Randolph and Rustin were close associates of King. Working collaboratively, they were able to mobilize over 2,000 buses, 24 special trains, 12 chartered airliners and countless number of volunteer-cars for the march. The single-mindedness and enthusiasm exhibited by the marchers are yet to be seen in recent times. It also attracted great personalities that played remarkable roles in the liberation struggle.
They included Rosa Parks, Gloria Richardson, John Lewis, Rabbi Joachim Prinz, Rev. Cason Blake, Archbishop Patrick O’Boyle, Camilla Williams, Walter Reuther, Roy Wilkins, Mathew Ahmann, Diane Nash, Prince E. Lee, Floyd McKissick, and Mahalia Jackson who awed the gathering with her sizzling performance. It is important to mention the role played by President John F. Kennedy in the struggle.
He it was that met with the leaders of the March on Washington and proposed the Civil Rights Bill which was later passed by Congress. He was assassinated on November 22, 1963 – definitely for working to give blacks greater freedom.
It has to be acknowledged that it was the Civil Rights Bill that emboldened the organizers of the March on Washington to attempt the march ab initio. Congress later passed the bill into law and was signed by President Lyndon Johnson on July 2, 1964.
The major thrust of the Act was the outlawing of aggravated forms of discrimination against racial, ethnic, national and religious minorities, and women. It also abolished unequal application of voter registration requirements and racial segregation in schools, at the workplace and by facilities that served the general public (“public accommodations”).
The process that led to the freedom and liberty enjoyed by Americans (white and black) could not have been possible if not for the personal sacrifices of Martin Luther King and his co-planners who gave up everything to fight for the liberation of their people. Their courage will forever inspire people like me. The popularity and global preeminence the United States revels in today would not have been possible if not for the foresight and selfless sacrifices of the early freedom-fighters. With the various struggles and legislation for liberty came numerous successes.
Bill Cosby became the first black person to appear in a starring role on American television, Raylawni Branch and Gwendolyn Elaine Armstrong broke the jinx by becoming the first Afro-Americans to gain admission into the prestigious University of Southern Mississippi, Edward Brooke became the first black man to be elected into the U.S. Senate since 1881, while Thurgood Marshall was appointed to the Supreme court as the first black to do so.

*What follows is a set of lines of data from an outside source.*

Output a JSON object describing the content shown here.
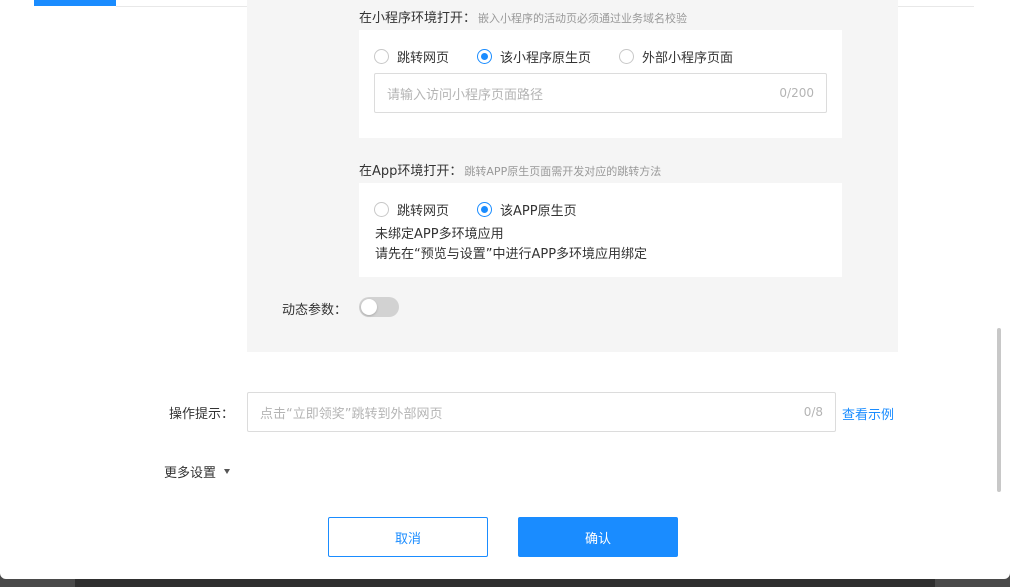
{
  "miniprogram": {
    "title": "在小程序环境打开：",
    "hint": "嵌入小程序的活动页必须通过业务域名校验",
    "options": [
      "跳转网页",
      "该小程序原生页",
      "外部小程序页面"
    ],
    "path_placeholder": "请输入访问小程序页面路径",
    "path_count": "0/200"
  },
  "app": {
    "title": "在App环境打开：",
    "hint": "跳转APP原生页面需开发对应的跳转方法",
    "options": [
      "跳转网页",
      "该APP原生页"
    ],
    "note_line1": "未绑定APP多环境应用",
    "note_line2": "请先在“预览与设置”中进行APP多环境应用绑定"
  },
  "dynamic_params": {
    "label": "动态参数：",
    "enabled": false
  },
  "tip": {
    "label": "操作提示：",
    "placeholder": "点击“立即领奖”跳转到外部网页",
    "count": "0/8",
    "example_link": "查看示例"
  },
  "more_settings": {
    "label": "更多设置"
  },
  "actions": {
    "cancel": "取消",
    "confirm": "确认"
  },
  "colors": {
    "accent": "#1a8cff",
    "panel_bg": "#f5f5f5"
  }
}
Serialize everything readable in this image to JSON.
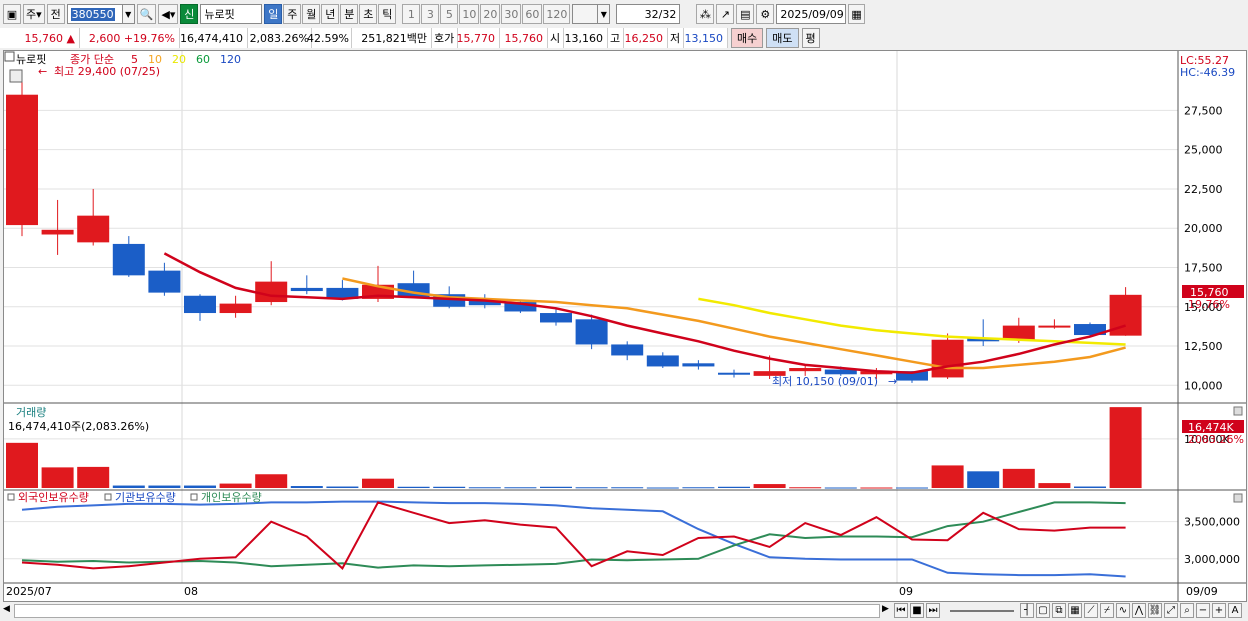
{
  "toolbar": {
    "period_unit": "주",
    "jeon_label": "전",
    "stock_code": "380550",
    "new_badge": "신",
    "stock_name": "뉴로핏",
    "period_buttons": [
      "일",
      "주",
      "월",
      "년",
      "분",
      "초",
      "틱"
    ],
    "selected_period": "일",
    "interval_buttons": [
      "1",
      "3",
      "5",
      "10",
      "20",
      "30",
      "60",
      "120"
    ],
    "count_display": "32",
    "count_total": "/32",
    "date_value": "2025/09/09"
  },
  "quote": {
    "price": "15,760",
    "direction_symbol": "▲",
    "change": "2,600",
    "change_pct": "+19.76%",
    "volume": "16,474,410",
    "volume_pct": "2,083.26%",
    "turnover_pct": "42.59%",
    "trade_value": "251,821백만",
    "ask_label": "호가",
    "ask_price": "15,770",
    "bid_price": "15,760",
    "open_label": "시",
    "open": "13,160",
    "high_label": "고",
    "high": "16,250",
    "low_label": "저",
    "low": "13,150",
    "buy_label": "매수",
    "sell_label": "매도",
    "eval_label": "평"
  },
  "price_panel": {
    "tab_label": "뉴로핏",
    "legend_title": "종가 단순",
    "ma_periods": [
      "5",
      "10",
      "20",
      "60",
      "120"
    ],
    "ma_colors": [
      "#d0021b",
      "#f5a623",
      "#e8e800",
      "#0a9a3a",
      "#1a49c2"
    ],
    "high_annotation": "최고 29,400 (07/25)",
    "low_annotation": "최저 10,150 (09/01)",
    "lc_label": "LC:55.27",
    "hc_label": "HC:-46.39",
    "y_ticks": [
      "27,500",
      "25,000",
      "22,500",
      "20,000",
      "17,500",
      "15,000",
      "12,500",
      "10,000"
    ],
    "current_price_tag": "15,760",
    "current_pct_tag": "19.76%"
  },
  "volume_panel": {
    "title": "거래량",
    "summary": "16,474,410주(2,083.26%)",
    "y_tick": "10,000K",
    "current_tag": "16,474K",
    "current_pct": "2083.26%"
  },
  "holdings_panel": {
    "legend": [
      {
        "label": "외국인보유수량",
        "color": "#d0021b"
      },
      {
        "label": "기관보유수량",
        "color": "#1a49c2"
      },
      {
        "label": "개인보유수량",
        "color": "#2e8b57"
      }
    ],
    "y_ticks": [
      "3,500,000",
      "3,000,000"
    ]
  },
  "x_axis": {
    "labels": [
      "2025/07",
      "08",
      "09",
      "09/09"
    ]
  },
  "chart_data": {
    "type": "candlestick",
    "ylim": [
      9000,
      29500
    ],
    "candles": [
      {
        "o": 20200,
        "h": 29400,
        "l": 19500,
        "c": 28500
      },
      {
        "o": 19600,
        "h": 21800,
        "l": 18300,
        "c": 19900
      },
      {
        "o": 19100,
        "h": 22500,
        "l": 18900,
        "c": 20800
      },
      {
        "o": 19000,
        "h": 19500,
        "l": 16900,
        "c": 17000
      },
      {
        "o": 17300,
        "h": 17800,
        "l": 15700,
        "c": 15900
      },
      {
        "o": 15700,
        "h": 15800,
        "l": 14100,
        "c": 14600
      },
      {
        "o": 14600,
        "h": 15700,
        "l": 14300,
        "c": 15200
      },
      {
        "o": 15300,
        "h": 17900,
        "l": 15100,
        "c": 16600
      },
      {
        "o": 16200,
        "h": 17000,
        "l": 15800,
        "c": 16000
      },
      {
        "o": 16200,
        "h": 16700,
        "l": 15400,
        "c": 15500
      },
      {
        "o": 15500,
        "h": 17600,
        "l": 15300,
        "c": 16400
      },
      {
        "o": 16500,
        "h": 17300,
        "l": 15600,
        "c": 15600
      },
      {
        "o": 15800,
        "h": 16300,
        "l": 14900,
        "c": 15000
      },
      {
        "o": 15400,
        "h": 15800,
        "l": 14900,
        "c": 15100
      },
      {
        "o": 15300,
        "h": 15400,
        "l": 14600,
        "c": 14700
      },
      {
        "o": 14600,
        "h": 14900,
        "l": 13800,
        "c": 14000
      },
      {
        "o": 14200,
        "h": 14500,
        "l": 12300,
        "c": 12600
      },
      {
        "o": 12600,
        "h": 12800,
        "l": 11600,
        "c": 11900
      },
      {
        "o": 11900,
        "h": 12100,
        "l": 11100,
        "c": 11200
      },
      {
        "o": 11400,
        "h": 11600,
        "l": 11000,
        "c": 11200
      },
      {
        "o": 10800,
        "h": 11000,
        "l": 10500,
        "c": 10700
      },
      {
        "o": 10600,
        "h": 11900,
        "l": 10400,
        "c": 10900
      },
      {
        "o": 10900,
        "h": 11300,
        "l": 10600,
        "c": 11100
      },
      {
        "o": 11000,
        "h": 11200,
        "l": 10600,
        "c": 10700
      },
      {
        "o": 10700,
        "h": 11100,
        "l": 10400,
        "c": 10900
      },
      {
        "o": 10900,
        "h": 10900,
        "l": 10150,
        "c": 10300
      },
      {
        "o": 10500,
        "h": 13300,
        "l": 10400,
        "c": 12900
      },
      {
        "o": 13000,
        "h": 14200,
        "l": 12500,
        "c": 12800
      },
      {
        "o": 12900,
        "h": 14300,
        "l": 12700,
        "c": 13800
      },
      {
        "o": 13700,
        "h": 14200,
        "l": 13600,
        "c": 13800
      },
      {
        "o": 13900,
        "h": 14000,
        "l": 13100,
        "c": 13200
      },
      {
        "o": 13160,
        "h": 16250,
        "l": 13150,
        "c": 15760
      }
    ],
    "ma5": [
      null,
      null,
      null,
      null,
      18400,
      17200,
      16200,
      15700,
      15600,
      15500,
      15700,
      15600,
      15500,
      15400,
      15200,
      14900,
      14400,
      13800,
      13300,
      12800,
      12200,
      11700,
      11300,
      11100,
      10900,
      10800,
      11200,
      11500,
      12000,
      12600,
      13100,
      13800
    ],
    "ma10": [
      null,
      null,
      null,
      null,
      null,
      null,
      null,
      null,
      null,
      16800,
      16300,
      15900,
      15600,
      15500,
      15400,
      15300,
      15100,
      14900,
      14500,
      14100,
      13600,
      13100,
      12700,
      12300,
      11900,
      11500,
      11100,
      11100,
      11300,
      11500,
      11800,
      12400
    ],
    "ma20": [
      null,
      null,
      null,
      null,
      null,
      null,
      null,
      null,
      null,
      null,
      null,
      null,
      null,
      null,
      null,
      null,
      null,
      null,
      null,
      15500,
      15100,
      14600,
      14200,
      13800,
      13500,
      13300,
      13100,
      13000,
      12900,
      12800,
      12700,
      12600
    ],
    "volume": [
      9200,
      4200,
      4300,
      500,
      500,
      500,
      900,
      2800,
      400,
      300,
      1900,
      250,
      250,
      150,
      150,
      250,
      150,
      150,
      100,
      150,
      250,
      800,
      150,
      100,
      100,
      100,
      4600,
      3400,
      3900,
      1000,
      300,
      16474
    ],
    "volume_ylim": [
      0,
      16500
    ],
    "holdings": {
      "foreign": [
        2950000,
        2920000,
        2870000,
        2900000,
        2950000,
        3000000,
        3020000,
        3500000,
        3300000,
        2870000,
        3760000,
        3620000,
        3480000,
        3520000,
        3460000,
        3420000,
        2900000,
        3100000,
        3050000,
        3280000,
        3300000,
        3160000,
        3480000,
        3320000,
        3560000,
        3260000,
        3250000,
        3620000,
        3400000,
        3380000,
        3420000,
        3420000
      ],
      "institution": [
        3660000,
        3700000,
        3720000,
        3740000,
        3740000,
        3730000,
        3740000,
        3760000,
        3760000,
        3770000,
        3770000,
        3760000,
        3750000,
        3750000,
        3740000,
        3720000,
        3680000,
        3660000,
        3640000,
        3400000,
        3200000,
        3020000,
        3000000,
        2990000,
        2990000,
        2990000,
        2810000,
        2790000,
        2780000,
        2780000,
        2790000,
        2760000
      ],
      "individual": [
        2980000,
        2960000,
        2970000,
        2950000,
        2960000,
        2970000,
        2950000,
        2900000,
        2920000,
        2940000,
        2880000,
        2910000,
        2900000,
        2910000,
        2920000,
        2930000,
        2990000,
        2980000,
        2990000,
        3000000,
        3180000,
        3330000,
        3280000,
        3300000,
        3300000,
        3290000,
        3440000,
        3500000,
        3630000,
        3760000,
        3760000,
        3750000
      ],
      "ylim": [
        2700000,
        3900000
      ]
    }
  }
}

Martin Luther King, Jnr. was awarded the Nobel Prize for Peace on December 10, 1964 and assassinated on April 4, 1968 in Memphis, Tennessee, by James Earl Ray, marking the end of a tortuous journey to freedom for the blacks in America. Abraham Lincoln and Martin Luther King Jnr. were two of a kind. Generations unborn will continue to appreciate their immeasurable contributions to the edification of humanity and the promotion of equality among men and women, irrespective of colour, religion or status. Aluta continua!